Types of Fruit Trees

Types of Fruit Trees: Health and Planting

When I think about types of fruit trees, I always think of apples first. What can I say— they’re my favorite! But there are so many different types of fruit trees out there, and they all deserve a shout-out for different reasons. Let’s go over the top five most planted fruit trees in America and see when to plant them, when to harvest their fruit, and why to eat the fruit in the first place!

Apple

Let’s start out with the favorites! Apples are easy growers for hardiness zones 3-8. A hardiness zone indicates the type of climate wherever you live. Each zone has slightly different climates suited for different plants. To find your hardiness zone, simply google your city and state’s hardiness zone.

Most trees, apple trees included, prefer planting in the spring (though this is not always the case). This tree is a great beginner tree as it grows hardily and is fairly pest/weather resistant. You will see apple trees blossom in beautiful white flowers, which will develop into fruits.

The timing of when your tree’s produce is ready to harvest is up to the type of apple you have, but most apple trees are ready in the fall. You can tell an apple tree is ready to harvest if some apples start to fall from the tree, but you can always do a taste test just to be sure! If the apple is overly sour, the fruits need a little more time on the tree. 

Once the apples are a little sweet and crisp without too much starchiness, they are ready for eating. Apples are a very popular snack and for good reason! Apples have a lovely amount of vitamin c, potassium, and ‘B’ vitamins. 

Pear

Pears are also great trees for hardiness zones 3-8. They, like apples, are strong and fairly weather/pest resistant and best planted in the spring. Additionally, pears are an easy-growing tree requiring little intervention on the part of the grower. Their fruit is also ready to harvest about the same time as apples if maybe a little earlier in the fall season. The harvest time is also affected by the type of pear tree. European pears are best harvested at full growth and then ripened in storage; whereas Asian pears ought to ripen on the tree and then be harvested. 

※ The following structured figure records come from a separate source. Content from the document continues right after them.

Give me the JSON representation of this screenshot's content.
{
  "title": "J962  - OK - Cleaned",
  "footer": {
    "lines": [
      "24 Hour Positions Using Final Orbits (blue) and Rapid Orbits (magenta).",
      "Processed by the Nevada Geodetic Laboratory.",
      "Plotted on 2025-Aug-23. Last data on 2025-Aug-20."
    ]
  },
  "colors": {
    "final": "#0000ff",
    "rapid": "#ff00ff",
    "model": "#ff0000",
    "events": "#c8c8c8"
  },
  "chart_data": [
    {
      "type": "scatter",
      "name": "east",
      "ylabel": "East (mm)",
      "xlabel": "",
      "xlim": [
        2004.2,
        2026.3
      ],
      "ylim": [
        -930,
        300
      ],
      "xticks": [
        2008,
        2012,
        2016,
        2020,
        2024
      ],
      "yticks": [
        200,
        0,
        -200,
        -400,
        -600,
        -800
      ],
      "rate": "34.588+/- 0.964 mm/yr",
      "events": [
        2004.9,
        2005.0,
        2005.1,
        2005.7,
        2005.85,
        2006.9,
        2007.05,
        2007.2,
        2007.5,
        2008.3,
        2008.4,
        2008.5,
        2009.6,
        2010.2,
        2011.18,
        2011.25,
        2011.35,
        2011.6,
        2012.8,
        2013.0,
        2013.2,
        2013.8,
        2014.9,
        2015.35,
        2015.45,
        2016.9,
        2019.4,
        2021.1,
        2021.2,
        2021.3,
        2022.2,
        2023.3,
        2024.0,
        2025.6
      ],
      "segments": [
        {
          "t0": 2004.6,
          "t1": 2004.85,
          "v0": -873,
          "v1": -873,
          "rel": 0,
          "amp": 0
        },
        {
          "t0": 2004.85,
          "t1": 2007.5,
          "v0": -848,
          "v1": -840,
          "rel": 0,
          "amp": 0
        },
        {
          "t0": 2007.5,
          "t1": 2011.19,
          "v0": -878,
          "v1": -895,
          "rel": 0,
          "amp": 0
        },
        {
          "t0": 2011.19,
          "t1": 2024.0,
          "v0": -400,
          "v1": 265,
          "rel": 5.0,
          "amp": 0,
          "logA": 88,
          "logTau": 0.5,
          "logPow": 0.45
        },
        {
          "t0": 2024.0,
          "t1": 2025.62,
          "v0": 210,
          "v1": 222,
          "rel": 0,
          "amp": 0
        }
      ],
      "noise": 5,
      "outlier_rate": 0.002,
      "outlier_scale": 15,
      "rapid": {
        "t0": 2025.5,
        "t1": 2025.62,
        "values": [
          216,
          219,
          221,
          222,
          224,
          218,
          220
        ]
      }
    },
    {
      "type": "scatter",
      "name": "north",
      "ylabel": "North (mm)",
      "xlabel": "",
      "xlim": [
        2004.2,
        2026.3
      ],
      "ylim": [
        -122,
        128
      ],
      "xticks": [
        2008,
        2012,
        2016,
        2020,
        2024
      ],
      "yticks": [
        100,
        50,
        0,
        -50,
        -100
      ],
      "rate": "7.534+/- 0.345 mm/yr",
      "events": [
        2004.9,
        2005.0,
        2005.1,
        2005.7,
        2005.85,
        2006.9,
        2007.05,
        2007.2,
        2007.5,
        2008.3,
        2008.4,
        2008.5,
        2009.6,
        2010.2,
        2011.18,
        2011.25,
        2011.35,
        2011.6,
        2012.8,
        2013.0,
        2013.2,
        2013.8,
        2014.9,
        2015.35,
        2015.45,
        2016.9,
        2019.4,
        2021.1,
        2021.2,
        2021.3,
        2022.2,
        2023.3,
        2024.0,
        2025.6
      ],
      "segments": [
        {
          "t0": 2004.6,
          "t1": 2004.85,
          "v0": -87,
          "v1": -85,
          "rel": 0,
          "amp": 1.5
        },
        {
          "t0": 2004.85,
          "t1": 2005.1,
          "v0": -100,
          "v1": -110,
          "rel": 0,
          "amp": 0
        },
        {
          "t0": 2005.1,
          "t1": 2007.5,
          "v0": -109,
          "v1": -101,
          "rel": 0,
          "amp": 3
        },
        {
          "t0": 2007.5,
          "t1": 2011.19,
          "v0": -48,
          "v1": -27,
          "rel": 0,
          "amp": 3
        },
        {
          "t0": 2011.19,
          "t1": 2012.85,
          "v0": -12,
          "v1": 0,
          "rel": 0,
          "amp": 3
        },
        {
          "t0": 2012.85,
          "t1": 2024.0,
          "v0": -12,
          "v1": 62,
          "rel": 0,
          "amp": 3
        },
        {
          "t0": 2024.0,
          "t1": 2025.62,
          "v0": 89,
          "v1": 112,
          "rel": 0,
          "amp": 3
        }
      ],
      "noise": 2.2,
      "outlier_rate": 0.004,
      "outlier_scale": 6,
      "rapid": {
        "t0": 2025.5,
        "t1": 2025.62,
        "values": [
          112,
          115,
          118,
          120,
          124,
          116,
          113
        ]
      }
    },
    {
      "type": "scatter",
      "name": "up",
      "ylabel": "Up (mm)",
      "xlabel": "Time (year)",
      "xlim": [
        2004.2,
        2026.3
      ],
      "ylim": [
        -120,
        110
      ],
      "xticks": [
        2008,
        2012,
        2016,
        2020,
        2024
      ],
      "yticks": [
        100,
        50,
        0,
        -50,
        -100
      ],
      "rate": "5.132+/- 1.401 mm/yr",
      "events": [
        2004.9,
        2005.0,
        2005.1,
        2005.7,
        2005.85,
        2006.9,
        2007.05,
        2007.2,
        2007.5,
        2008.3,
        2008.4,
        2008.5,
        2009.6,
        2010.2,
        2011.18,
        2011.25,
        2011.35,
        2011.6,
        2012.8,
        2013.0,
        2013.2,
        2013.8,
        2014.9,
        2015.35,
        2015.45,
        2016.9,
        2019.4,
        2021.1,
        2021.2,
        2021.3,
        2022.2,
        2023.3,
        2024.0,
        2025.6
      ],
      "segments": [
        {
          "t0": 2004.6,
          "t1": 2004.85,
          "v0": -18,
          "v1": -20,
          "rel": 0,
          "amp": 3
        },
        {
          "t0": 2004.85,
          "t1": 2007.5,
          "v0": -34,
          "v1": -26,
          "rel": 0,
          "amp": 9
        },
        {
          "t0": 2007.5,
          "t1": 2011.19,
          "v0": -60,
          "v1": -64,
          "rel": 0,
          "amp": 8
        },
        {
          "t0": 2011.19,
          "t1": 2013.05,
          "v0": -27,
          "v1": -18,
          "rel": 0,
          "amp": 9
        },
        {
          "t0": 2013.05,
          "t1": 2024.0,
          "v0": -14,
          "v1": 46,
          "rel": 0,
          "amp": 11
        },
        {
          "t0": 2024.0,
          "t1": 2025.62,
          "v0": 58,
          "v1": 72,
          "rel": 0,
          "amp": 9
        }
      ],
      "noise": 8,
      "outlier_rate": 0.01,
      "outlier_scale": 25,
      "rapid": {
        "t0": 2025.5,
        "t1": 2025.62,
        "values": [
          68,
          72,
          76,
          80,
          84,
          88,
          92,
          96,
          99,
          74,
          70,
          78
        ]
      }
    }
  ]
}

Like apples, pears are a very hydrating snack as they are mostly water. Additionally, they possess quite a bit of Vitamin C and Vitamin K. 

Plum

A delicious stone fruit, plums are an easy tree to grow and harvest. This fruit is great for colder climates, though there are varieties that do well in warmer climates too. Harvest this lovely fruit towards the end of the summer season, August—September. Like pears and apples, plums require little assistance once they have established themselves where they get planted. 

This lovely juicy fruit is high in Vitamin C and may help reduce bone loss.

Peach 

Who doesn’t love a summer fresh, juicy peach? These fruit trees are best planted in the spring, though they may need to go through a winter or two before they start bearing fruit. They are also viable in hardiness zones 3-8. Peaches are generally ready to harvest in July, although it depends on where you are. You’ll know they’re ready when they are fragrant and are supple to the touch. 

Peaches are a great snack in the hot summer since they are rich in potassium. 

Nectarine

The smooth-skinned cousin of peaches, nectarine trees can be subdivided into clingstone and freestone types. This is good information to know when picking out a nectarine plant at the nursery because each type will create a slightly different fruit. Clingstone nectarine flesh clings to the pit inside while freestones do not.

These trees both love a hot summer and prefer hardiness zones 5-9. Their readiness is quite a bit like peaches in that you want them to be fragrant and soft. 

This lovely soft fruit is also high in Vitamin C.

Cherry

Another fun summer fruit, Cherry trees can be split into two camps: the sour cherries and the sweet cherries.

Sour cherries are best grown in hardiness zones 4-6 while sweet cherries (the most popular) prefer zones 5-9. Sweet cherries also require at least two trees to assist in cross-pollination. Don’t worry about figuring out how to gender the sweet cherries; each sweet cherry tree has both female and male reproductive parts. So, if you have at least two sweet cherry trees they will cross-pollinate. If you don’t have space for two trees, you might consider getting a sour cherry tree since sour cherries are self-pollinating.

You can tell cherries are ready for harvest when they have darkened in color, are soft, and plump. 

Cherries are high in Vitamin A and Vitamin C making them an easy and healthy snack.

Orange

One of the more popular fruits and known for its health benefits, oranges are a great option if you live in hardiness zones 9-11. They require warm climates with little to no frost. The blossoms of orange trees are very fragrant and used to make orange blossom water. Harvest time depends on your variety of oranges so further research will be required. 

It is well-known that oranges are high in Vitamin C, but they are also rich in Vitamin B-9. 

What to Know About the Different Types of Fruit Trees

There are just so many different types of fruit trees that it is hard to mention them all. But as you can see, deciding what type of tree to plant and how to harvest depends a lot on where you live. The first step to knowing what fruit tree to plant in your yard is finding out what USDA hardiness zone(s) you live in. This information will help you determine from this list what types of fruit trees will fare the best on your property. Happy planting!